Minister of the Interior
- In office 20 November 1896 – 26 June 1897
- President: Federico Errázuriz Echaurren
- In office 30 November 1886 – 28 June 1887
- President: José Manuel Balmaceda

President of the Senate of Chile
- In office 1 July 1887 – 14 October 1887
- Preceded by: Pedro Lucio Cuadra
- Succeeded by: José Ignacio Vergara

Member of the Senate
- In office 1885 – December 1887
- Constituency: Colchagua Province

Minister of War and Navy
- In office 21 May 1884 – 6 February 1885
- President: Domingo Santa María

Intendant of Talca Province
- In office 1881–1884

Member of the Chamber of Deputies
- In office 1879–1882
- Constituency: Lontué

Personal details
- Born: 30 December 1847 Santiago, Chile
- Died: 27 October 1897 (aged 49) Santiago, Chile
- Party: Liberal Party
- Spouse: Laura Cazotte Alcalde
- Children: 1
- Parent(s): Nemesio Antúnez Garfias Eduvigis González Ibieta
- Profession: Farmer

= Carlos Antúnez =

Chilean politician (1847–1897)

Carlos Antúnez González (30 December 1847 – 27 October 1897) was a Chilean politician and landowner who served as a member of the Chamber of Deputies of Chile, as a senator for Colchagua Province, and as a minister of state. He was also president of the Senate from July to October 1887.

He served as Minister of War and Navy under President Domingo Santa María and twice as Minister of the Interior, under presidents José Manuel Balmaceda and Federico Errázuriz Echaurren.

==Early life==
Antúnez was born in Santiago on 30 December 1847 to Nemesio Antúnez Garfias and Eduvigis González Ibieta. He studied at Colegio San Ignacio from 1856 to 1858 and at the Conciliar Seminary from 1859 to 1862, graduating with a bachelor's degree in humanities.

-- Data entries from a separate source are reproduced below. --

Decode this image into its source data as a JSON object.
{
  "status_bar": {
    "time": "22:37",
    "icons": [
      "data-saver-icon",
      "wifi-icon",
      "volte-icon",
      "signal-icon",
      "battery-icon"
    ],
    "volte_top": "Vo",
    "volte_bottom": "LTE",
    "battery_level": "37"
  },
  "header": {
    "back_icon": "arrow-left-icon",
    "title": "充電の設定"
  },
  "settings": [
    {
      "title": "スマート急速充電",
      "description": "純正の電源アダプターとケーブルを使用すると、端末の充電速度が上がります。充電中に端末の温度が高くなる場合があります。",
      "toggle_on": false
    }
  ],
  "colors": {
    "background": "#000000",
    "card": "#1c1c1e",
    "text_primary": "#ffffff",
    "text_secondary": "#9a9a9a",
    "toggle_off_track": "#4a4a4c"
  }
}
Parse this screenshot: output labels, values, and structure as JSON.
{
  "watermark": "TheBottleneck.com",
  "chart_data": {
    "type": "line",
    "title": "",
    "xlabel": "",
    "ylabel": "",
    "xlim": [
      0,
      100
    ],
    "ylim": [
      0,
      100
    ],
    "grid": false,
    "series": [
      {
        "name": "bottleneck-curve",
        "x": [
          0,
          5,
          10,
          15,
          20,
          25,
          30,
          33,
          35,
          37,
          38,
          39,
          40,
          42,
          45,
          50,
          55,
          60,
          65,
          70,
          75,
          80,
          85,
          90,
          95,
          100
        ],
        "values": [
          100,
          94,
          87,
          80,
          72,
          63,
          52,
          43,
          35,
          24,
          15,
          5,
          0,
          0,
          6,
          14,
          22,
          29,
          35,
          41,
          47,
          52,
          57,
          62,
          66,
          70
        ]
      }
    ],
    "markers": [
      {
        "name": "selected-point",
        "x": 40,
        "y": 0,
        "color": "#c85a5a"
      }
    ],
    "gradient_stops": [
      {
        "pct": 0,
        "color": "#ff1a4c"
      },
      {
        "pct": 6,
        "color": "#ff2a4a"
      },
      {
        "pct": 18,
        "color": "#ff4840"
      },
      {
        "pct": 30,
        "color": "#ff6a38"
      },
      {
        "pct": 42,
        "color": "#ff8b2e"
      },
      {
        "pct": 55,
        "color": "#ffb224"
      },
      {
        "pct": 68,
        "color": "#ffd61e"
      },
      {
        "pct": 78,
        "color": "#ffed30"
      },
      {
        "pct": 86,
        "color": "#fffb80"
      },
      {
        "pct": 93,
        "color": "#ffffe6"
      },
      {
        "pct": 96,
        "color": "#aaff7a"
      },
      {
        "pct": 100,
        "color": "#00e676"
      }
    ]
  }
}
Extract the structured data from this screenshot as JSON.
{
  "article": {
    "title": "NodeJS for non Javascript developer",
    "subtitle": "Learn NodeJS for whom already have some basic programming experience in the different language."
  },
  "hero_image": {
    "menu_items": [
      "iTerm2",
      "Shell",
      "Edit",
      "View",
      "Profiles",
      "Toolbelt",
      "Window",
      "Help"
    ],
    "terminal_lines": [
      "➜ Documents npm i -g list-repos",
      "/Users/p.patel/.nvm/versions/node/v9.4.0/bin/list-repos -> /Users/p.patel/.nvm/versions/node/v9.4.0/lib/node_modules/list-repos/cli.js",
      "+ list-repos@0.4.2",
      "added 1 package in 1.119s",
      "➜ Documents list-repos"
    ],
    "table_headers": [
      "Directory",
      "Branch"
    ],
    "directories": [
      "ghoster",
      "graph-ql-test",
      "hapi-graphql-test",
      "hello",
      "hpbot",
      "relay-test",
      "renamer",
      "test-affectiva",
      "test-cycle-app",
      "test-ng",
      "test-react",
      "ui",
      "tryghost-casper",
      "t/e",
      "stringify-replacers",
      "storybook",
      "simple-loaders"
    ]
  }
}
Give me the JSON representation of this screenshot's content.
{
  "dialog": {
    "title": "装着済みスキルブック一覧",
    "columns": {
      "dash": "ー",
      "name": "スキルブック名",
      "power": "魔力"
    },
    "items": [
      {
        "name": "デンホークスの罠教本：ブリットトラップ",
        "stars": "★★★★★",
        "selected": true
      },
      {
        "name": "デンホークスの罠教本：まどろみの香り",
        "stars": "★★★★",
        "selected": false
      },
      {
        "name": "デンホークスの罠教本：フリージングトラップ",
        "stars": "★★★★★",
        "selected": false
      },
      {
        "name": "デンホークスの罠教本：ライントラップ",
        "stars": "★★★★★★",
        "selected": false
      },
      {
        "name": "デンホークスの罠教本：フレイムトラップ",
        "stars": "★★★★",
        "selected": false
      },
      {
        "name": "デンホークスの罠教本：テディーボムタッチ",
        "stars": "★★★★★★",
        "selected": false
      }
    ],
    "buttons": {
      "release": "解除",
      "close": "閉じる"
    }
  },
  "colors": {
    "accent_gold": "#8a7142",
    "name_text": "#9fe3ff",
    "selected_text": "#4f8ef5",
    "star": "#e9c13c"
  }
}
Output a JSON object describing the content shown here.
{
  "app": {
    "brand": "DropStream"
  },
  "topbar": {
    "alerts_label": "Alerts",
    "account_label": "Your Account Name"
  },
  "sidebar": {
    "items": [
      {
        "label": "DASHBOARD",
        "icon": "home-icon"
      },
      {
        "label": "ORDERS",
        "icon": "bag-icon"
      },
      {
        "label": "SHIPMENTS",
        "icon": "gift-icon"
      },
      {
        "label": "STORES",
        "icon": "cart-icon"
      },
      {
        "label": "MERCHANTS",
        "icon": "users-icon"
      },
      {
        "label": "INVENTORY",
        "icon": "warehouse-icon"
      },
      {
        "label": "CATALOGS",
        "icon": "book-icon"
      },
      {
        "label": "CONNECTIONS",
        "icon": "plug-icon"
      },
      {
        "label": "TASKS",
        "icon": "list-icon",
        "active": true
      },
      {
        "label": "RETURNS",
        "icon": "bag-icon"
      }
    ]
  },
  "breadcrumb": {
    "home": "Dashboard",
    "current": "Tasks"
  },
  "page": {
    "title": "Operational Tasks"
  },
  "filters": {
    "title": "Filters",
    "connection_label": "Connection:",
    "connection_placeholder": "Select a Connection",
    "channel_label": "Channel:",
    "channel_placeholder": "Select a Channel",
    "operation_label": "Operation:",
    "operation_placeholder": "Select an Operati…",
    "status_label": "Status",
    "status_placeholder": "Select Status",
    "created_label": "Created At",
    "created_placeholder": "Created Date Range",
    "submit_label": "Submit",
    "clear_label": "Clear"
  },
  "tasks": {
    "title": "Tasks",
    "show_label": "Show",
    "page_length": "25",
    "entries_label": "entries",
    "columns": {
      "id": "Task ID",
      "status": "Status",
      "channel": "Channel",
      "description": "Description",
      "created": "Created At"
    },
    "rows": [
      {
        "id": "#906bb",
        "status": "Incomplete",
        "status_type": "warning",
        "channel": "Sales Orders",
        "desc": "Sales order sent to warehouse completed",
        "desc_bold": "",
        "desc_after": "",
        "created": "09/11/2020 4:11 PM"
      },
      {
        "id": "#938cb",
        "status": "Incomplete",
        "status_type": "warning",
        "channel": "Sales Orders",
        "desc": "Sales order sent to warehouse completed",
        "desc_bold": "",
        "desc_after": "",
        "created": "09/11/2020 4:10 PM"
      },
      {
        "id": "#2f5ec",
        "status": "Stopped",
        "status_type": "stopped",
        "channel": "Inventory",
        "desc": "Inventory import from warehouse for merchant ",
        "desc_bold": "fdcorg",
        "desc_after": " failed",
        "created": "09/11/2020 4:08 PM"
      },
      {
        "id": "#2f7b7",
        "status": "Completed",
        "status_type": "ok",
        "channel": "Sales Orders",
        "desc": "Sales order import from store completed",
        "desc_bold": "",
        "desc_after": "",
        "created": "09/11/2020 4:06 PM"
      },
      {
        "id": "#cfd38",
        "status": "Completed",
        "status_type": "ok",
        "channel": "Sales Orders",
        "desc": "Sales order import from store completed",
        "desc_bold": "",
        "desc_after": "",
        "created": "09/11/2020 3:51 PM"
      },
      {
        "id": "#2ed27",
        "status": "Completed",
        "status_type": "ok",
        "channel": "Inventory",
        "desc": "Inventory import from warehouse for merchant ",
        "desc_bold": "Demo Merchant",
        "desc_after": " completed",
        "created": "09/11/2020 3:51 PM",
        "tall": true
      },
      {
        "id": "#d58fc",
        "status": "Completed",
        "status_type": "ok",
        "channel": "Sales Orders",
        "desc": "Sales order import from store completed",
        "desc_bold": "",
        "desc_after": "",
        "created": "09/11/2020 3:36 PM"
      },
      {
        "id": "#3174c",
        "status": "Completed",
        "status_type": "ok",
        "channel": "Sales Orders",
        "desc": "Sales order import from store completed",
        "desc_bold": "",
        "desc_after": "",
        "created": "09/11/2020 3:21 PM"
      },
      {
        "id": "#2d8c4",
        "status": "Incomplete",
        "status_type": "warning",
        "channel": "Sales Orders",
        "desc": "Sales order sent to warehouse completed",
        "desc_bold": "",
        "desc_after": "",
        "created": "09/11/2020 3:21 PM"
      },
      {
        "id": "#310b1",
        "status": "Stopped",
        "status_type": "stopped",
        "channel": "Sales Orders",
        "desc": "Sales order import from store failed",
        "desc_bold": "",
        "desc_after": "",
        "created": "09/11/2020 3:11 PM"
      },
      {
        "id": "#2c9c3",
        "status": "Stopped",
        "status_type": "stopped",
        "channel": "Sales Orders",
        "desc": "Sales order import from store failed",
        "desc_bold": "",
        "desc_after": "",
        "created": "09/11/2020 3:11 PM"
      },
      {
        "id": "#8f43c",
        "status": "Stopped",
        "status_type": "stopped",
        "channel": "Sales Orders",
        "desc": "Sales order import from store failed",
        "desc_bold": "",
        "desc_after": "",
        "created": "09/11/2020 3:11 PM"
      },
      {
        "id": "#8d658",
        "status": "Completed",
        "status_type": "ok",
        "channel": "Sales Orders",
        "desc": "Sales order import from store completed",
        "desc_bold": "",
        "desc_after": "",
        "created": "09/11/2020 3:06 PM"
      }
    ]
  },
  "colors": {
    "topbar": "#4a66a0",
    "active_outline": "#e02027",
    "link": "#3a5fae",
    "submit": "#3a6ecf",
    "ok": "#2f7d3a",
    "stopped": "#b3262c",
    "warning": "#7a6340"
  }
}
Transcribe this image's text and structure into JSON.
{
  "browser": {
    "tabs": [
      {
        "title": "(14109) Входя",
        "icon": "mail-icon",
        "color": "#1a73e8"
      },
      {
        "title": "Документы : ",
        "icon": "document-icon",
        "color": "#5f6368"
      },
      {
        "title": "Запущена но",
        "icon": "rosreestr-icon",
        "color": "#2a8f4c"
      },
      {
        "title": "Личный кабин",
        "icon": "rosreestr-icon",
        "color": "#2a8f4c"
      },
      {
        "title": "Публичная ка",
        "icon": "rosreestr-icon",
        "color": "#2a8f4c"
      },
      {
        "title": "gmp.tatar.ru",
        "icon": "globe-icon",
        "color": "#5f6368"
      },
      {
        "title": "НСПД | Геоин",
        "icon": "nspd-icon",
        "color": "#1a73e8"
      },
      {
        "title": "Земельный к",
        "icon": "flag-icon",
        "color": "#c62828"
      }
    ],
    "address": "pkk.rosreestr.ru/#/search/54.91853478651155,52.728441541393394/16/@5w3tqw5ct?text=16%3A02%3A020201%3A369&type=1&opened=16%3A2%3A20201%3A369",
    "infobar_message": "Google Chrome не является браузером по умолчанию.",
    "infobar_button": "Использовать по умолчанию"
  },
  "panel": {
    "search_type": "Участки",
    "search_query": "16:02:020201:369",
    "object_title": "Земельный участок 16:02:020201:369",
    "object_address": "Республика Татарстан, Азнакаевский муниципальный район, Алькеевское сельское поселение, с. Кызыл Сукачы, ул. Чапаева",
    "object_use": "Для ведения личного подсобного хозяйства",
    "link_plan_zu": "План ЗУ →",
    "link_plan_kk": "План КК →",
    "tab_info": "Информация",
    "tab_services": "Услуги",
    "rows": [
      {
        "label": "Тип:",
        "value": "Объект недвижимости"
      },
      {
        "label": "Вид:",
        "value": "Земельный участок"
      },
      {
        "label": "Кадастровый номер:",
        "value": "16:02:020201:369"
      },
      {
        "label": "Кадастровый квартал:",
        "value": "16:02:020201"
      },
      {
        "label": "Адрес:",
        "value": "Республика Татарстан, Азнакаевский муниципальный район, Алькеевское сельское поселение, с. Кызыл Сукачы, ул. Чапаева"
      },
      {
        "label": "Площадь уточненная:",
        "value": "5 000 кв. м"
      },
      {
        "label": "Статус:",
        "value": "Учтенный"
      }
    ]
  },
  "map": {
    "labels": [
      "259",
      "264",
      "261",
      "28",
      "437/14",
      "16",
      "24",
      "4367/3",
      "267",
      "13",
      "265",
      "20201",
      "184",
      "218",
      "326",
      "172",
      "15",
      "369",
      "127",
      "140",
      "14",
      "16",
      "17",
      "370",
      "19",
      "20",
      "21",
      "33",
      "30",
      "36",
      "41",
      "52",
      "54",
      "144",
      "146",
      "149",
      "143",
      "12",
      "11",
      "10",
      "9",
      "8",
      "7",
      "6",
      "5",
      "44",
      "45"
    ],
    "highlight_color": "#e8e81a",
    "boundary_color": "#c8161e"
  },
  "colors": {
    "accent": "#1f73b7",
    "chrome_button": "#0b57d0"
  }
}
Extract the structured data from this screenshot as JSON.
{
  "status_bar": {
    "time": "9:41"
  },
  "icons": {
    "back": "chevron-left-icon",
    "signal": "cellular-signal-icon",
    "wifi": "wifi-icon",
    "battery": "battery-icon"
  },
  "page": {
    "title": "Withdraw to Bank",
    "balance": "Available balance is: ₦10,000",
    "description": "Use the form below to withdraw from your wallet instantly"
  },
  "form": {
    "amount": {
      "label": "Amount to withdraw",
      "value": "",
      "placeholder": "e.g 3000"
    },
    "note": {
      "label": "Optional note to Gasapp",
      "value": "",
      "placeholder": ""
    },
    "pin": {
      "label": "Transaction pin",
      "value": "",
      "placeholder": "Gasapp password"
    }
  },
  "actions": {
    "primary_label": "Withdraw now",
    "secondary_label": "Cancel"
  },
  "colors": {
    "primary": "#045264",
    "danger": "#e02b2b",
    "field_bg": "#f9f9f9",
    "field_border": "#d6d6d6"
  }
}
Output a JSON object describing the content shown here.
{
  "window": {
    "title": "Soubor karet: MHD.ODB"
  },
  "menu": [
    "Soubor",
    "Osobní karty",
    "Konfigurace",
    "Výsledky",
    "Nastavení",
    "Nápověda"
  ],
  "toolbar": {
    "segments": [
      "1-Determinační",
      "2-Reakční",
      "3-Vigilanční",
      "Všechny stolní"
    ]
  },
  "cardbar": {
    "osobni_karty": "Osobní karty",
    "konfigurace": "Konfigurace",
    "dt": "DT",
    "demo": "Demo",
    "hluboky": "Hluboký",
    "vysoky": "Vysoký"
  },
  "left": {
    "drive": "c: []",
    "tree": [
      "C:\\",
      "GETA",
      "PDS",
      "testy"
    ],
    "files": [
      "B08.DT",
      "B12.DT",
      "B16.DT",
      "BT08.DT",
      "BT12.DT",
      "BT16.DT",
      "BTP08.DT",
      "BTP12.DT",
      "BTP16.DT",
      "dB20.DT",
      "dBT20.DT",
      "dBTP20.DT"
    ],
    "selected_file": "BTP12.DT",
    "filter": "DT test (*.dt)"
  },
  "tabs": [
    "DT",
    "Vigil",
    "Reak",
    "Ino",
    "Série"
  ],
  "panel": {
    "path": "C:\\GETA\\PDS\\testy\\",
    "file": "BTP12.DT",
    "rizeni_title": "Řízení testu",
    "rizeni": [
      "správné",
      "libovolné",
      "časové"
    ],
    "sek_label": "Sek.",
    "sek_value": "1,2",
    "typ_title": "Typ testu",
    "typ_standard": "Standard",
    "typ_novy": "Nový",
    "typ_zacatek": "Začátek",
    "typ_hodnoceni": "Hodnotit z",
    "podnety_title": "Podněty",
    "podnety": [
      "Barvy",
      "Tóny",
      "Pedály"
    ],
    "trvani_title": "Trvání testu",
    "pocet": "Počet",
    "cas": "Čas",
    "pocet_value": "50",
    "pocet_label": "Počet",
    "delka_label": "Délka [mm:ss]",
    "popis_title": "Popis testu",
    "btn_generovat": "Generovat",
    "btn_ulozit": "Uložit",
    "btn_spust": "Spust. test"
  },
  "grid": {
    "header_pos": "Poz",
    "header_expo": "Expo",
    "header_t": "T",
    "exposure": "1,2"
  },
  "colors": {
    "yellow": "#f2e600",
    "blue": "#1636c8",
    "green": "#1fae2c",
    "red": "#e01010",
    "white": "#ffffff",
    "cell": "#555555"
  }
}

He later continued his education in France and England under the supervision of Mariano Casanova, where he became acquainted with developments in agricultural technology. After returning to Chile, he introduced some of these techniques at his estate in Quechereguas.

In October 1868, Antúnez married Laura Cazotte Alcalde in Valparaíso. They had one son.

==Political career==
A member of the Liberal Party, Antúnez began his political career in Lontué, where he served as a municipal councillor and mayor in 1873. He was elected to the Chamber of Deputies for Lontué for the 1879–1882 legislative term.

From 1881 to 1884, Antúnez served as intendant of Talca Province. During his administration, municipal buildings, a prison and a hospital were constructed, while the city's market was replaced and improvements were made to bridges and streets. His administration also introduced an urban railway and promoted the establishment of agricultural and charitable institutions in Talca.

President Domingo Santa María appointed Antúnez Minister of War and Navy on 21 May 1884, a position he held until 6 February 1885. He subsequently served as acting Minister of the Interior from 10 to 22 October 1885.

In 1885, Antúnez was elected senator for Colchagua Province for the 1885–1891 term. He served as president of the Senate of Chile from 1 July to 14 October 1887.

Under President José Manuel Balmaceda, Antúnez served as Minister of the Interior from 30 November 1886 to 28 June 1887. In December 1887, he left the Senate after accepting a diplomatic appointment as Chilean minister plenipotentiary to France and the United Kingdom, a position he held until 1891.

Antúnez returned to Chile around the time of the 1891 Chilean Civil War and subsequently withdrew from public life for several years, devoting himself to his agricultural property in Lontué. He returned to government during the presidency of Federico Errázuriz Echaurren, serving as Minister of the Interior from 20 November 1896 to 26 June 1897.

During this final period in government, he also briefly served as acting Minister of Foreign Affairs and Colonization on 20 November 1896 and as acting Minister of Industry and Public Works from 19 to 21 April 1897.

Antúnez died in Santiago on 27 October 1897, aged 49.